I am a chameleon that changes with the situation it inside I am empty. I don’t know who I am or what I like or want. I want what you want because then you will like me. I listen to what you listen to or watch or read. I am like you please accept me.
I am not a teenager. It is sad I still feel this lost and alone and be a “grown up”. It is what happens though. I don’t know if it is them or me. I say I don’t like people but I don’t understand them so easier to just stay away. Maybe that is why the aliens haven’t come yet, but they just don’t understand and are content observing. It is lonely but interesting.

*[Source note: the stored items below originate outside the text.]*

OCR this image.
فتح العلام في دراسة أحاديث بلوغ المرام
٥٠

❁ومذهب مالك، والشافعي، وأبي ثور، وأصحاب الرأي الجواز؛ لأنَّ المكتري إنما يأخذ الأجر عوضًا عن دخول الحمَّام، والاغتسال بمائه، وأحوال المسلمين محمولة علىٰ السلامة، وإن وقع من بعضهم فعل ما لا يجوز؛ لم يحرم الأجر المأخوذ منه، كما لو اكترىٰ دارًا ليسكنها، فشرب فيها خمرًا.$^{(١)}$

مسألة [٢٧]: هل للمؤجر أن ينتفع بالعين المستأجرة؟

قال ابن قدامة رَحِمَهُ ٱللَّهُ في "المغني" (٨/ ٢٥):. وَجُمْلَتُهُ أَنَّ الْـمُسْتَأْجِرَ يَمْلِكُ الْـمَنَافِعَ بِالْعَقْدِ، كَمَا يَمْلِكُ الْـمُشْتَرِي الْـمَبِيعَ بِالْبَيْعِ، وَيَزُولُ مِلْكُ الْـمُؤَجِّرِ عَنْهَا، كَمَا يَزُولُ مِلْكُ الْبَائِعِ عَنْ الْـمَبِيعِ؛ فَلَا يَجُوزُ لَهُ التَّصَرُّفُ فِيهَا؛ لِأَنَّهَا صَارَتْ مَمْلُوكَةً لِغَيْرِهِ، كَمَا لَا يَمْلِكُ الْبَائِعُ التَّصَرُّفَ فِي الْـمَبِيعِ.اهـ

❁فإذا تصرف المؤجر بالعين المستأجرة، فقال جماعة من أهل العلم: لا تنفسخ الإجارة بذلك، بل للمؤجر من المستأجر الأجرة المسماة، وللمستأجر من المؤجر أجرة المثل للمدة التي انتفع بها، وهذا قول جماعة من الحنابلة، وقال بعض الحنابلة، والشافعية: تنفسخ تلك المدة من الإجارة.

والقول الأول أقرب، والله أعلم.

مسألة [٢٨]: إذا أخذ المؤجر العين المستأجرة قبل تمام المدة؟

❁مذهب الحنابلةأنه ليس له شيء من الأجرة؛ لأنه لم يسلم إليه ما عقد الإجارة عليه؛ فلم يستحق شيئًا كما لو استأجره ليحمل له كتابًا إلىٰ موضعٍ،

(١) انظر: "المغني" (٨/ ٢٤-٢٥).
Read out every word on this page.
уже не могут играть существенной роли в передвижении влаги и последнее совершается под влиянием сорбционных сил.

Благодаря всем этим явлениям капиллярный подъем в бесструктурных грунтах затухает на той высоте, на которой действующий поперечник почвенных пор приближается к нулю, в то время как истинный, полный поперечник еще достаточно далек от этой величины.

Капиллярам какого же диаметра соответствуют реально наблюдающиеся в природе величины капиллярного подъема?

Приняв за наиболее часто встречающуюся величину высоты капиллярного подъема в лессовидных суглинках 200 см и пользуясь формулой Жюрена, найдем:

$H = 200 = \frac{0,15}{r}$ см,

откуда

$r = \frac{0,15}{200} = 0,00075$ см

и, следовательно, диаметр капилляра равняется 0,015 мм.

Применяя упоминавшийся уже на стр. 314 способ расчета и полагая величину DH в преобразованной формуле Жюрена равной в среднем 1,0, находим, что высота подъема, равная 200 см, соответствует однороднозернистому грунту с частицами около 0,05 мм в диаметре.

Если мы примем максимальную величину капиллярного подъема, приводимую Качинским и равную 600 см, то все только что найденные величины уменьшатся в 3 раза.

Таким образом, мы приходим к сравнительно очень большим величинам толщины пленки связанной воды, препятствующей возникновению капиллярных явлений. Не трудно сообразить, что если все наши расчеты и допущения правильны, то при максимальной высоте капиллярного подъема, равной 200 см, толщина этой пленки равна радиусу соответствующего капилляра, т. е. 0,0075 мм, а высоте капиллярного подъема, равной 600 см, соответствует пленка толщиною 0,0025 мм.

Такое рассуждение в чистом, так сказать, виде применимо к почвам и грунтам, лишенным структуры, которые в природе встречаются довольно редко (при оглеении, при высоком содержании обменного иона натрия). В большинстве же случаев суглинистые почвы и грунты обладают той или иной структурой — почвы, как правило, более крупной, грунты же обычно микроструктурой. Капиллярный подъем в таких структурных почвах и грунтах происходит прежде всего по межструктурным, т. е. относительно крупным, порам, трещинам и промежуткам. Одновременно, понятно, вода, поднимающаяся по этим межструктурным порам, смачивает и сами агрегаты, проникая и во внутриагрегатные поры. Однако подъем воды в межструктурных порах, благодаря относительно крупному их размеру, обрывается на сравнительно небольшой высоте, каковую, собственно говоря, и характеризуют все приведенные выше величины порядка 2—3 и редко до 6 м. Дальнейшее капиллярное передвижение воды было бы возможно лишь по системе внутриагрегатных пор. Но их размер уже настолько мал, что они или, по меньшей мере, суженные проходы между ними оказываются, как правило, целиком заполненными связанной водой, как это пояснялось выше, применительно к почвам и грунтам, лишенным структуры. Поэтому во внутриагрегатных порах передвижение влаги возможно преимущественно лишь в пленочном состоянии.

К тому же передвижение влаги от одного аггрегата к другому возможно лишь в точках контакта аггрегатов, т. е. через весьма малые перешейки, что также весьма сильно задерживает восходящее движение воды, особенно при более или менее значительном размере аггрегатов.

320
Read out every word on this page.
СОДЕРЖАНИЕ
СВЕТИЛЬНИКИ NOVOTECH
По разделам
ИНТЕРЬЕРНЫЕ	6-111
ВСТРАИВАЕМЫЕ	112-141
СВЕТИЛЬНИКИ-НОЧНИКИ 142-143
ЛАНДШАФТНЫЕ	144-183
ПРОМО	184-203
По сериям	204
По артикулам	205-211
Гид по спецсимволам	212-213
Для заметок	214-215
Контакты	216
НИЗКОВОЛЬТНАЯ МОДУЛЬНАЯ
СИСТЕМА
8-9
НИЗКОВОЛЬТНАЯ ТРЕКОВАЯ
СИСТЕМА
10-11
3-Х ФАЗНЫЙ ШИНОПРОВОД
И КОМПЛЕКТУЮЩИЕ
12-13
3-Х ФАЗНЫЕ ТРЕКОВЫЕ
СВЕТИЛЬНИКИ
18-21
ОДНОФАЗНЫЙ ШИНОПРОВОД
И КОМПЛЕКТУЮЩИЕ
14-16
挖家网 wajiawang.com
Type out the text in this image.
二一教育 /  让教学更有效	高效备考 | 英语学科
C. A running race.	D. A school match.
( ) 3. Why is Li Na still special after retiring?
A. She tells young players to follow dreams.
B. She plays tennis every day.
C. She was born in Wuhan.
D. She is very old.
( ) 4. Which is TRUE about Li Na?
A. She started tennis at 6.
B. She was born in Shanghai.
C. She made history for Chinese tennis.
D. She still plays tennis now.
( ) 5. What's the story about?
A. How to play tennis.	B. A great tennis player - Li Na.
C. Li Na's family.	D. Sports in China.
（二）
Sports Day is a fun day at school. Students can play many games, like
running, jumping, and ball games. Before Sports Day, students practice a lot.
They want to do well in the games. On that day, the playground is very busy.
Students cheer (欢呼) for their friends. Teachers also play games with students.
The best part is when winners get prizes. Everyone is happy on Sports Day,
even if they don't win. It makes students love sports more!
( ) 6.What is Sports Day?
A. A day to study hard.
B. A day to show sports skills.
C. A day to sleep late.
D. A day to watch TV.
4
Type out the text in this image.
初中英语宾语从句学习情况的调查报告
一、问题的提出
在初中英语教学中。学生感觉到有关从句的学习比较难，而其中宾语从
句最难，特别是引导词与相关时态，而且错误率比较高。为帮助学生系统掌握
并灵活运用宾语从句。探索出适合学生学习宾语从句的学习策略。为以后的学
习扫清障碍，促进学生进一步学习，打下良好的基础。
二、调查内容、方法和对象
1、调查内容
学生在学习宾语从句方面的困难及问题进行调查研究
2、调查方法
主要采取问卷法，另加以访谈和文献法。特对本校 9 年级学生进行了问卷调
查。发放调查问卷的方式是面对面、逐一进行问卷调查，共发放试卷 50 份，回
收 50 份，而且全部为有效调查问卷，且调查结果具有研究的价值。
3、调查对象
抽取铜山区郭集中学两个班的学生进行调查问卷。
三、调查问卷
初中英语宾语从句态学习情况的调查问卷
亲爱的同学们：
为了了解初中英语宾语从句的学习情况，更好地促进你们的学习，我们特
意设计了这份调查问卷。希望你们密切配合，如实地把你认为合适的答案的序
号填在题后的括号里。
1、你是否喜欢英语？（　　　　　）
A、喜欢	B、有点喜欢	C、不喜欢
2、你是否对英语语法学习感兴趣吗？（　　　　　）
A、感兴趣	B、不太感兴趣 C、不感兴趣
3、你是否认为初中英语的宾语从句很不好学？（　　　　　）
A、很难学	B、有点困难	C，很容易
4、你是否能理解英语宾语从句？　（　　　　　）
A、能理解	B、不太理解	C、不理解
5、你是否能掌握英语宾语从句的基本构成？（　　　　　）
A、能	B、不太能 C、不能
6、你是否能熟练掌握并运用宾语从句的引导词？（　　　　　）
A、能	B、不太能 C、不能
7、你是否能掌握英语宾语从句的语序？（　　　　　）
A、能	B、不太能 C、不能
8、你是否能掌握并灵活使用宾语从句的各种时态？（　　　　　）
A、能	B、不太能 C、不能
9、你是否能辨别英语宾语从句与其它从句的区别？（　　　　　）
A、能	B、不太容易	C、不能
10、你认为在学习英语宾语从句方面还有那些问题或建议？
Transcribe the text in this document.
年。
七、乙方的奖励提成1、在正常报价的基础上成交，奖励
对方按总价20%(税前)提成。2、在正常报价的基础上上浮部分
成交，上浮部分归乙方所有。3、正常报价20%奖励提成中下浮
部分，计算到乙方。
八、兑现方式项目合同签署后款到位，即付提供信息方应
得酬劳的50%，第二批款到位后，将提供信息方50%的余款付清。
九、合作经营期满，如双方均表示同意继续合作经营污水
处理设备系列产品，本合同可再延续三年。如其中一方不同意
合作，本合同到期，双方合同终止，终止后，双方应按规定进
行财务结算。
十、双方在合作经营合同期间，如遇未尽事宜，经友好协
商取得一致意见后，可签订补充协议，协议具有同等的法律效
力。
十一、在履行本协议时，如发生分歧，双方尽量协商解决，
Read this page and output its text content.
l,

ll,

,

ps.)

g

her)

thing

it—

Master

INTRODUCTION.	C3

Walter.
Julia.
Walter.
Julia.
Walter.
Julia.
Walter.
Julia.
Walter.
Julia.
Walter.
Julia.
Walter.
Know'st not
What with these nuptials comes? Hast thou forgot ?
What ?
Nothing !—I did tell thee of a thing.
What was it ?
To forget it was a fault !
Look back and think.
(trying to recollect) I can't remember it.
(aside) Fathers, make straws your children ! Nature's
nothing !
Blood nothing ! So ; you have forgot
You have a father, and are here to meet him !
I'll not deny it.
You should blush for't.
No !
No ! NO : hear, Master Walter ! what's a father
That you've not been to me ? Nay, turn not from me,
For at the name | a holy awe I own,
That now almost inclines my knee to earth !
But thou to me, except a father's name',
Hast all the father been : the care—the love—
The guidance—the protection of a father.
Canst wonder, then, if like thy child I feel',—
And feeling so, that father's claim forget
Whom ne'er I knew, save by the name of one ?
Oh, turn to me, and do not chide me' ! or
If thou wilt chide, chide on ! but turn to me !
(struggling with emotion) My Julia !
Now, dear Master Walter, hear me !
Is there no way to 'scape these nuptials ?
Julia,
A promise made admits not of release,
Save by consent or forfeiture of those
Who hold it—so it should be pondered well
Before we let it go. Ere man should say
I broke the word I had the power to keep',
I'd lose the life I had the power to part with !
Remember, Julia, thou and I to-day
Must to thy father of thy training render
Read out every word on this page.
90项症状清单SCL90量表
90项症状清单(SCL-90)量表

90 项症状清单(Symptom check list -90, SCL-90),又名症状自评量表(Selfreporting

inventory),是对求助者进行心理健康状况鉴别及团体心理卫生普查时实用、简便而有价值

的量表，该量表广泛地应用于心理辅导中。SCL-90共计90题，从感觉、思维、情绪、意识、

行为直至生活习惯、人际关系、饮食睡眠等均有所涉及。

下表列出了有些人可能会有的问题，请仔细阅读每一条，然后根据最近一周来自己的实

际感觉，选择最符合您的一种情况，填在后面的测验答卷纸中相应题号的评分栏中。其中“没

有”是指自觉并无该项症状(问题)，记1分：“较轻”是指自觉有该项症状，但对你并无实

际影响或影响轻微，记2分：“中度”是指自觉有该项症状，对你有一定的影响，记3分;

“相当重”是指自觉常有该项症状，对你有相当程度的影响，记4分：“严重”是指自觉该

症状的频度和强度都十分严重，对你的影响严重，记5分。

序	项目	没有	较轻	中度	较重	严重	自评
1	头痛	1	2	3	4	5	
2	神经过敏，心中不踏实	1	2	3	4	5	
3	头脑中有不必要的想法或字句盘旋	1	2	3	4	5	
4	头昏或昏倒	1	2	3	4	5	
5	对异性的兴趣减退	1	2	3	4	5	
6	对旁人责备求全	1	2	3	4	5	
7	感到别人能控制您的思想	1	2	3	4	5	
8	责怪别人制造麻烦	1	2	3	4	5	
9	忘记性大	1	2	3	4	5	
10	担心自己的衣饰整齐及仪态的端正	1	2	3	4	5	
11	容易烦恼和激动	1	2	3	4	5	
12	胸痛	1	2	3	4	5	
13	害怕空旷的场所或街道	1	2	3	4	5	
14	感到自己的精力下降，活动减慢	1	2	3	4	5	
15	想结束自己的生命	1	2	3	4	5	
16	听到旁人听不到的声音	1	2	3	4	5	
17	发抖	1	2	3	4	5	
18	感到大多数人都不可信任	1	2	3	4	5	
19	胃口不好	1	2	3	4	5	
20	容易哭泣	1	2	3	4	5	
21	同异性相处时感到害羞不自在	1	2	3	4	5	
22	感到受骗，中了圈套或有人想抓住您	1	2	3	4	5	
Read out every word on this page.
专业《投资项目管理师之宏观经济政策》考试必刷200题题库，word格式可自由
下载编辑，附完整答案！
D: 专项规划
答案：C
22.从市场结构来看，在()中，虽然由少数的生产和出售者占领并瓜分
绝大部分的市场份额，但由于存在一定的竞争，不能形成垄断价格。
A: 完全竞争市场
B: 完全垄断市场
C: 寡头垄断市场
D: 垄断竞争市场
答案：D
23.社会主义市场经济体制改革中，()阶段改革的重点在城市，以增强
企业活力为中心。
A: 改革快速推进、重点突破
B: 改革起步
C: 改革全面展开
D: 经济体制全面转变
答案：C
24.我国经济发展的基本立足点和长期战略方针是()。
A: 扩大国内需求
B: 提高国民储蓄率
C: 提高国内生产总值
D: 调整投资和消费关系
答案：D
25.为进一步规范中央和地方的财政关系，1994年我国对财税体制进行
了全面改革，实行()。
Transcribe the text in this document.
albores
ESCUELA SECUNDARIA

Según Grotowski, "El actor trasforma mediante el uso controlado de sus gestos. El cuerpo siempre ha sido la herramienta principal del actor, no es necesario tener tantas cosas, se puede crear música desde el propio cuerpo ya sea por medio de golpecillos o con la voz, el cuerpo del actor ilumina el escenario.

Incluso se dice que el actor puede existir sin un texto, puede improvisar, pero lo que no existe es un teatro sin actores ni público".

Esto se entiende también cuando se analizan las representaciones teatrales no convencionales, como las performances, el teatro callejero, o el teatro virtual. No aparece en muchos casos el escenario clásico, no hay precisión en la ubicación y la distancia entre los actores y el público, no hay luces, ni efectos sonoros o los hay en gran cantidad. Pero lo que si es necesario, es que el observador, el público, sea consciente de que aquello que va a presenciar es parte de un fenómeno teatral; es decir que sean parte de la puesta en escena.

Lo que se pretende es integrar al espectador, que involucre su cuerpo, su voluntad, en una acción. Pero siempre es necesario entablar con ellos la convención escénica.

I have been struggling lately with feelings of desire. I don’t know where it is from if it is something wrong in me or something to do with what happened when I was a kid or in my 20s. I feel like guys should want me sexually and if they don’t then there is something wrong with me. Is it society? Do I act or think like that because that is how I am programmed? I feel like all women can’t think like that so what is wrong with me?
I definitely feel like there is something wrong with me but I don’t know what to call it or how to fix it. I am an alien and I watch people because it is safer for me. You can be what they want for only so long. They get bored of that. You can say what they want but then it changes and you are left behind. I don’t know how to connect in a meaningful way.
This is why I talk to you. I talk to you because you don’t know the broken me. You don’t know the empty me. You don’t know the me that needs, wants, pushes away, the boring, lonely me. You listen because you don’t know me and I can be whomever you want to make me in your mind. If you knew me, you wouldn’t like me. It is just how life goes.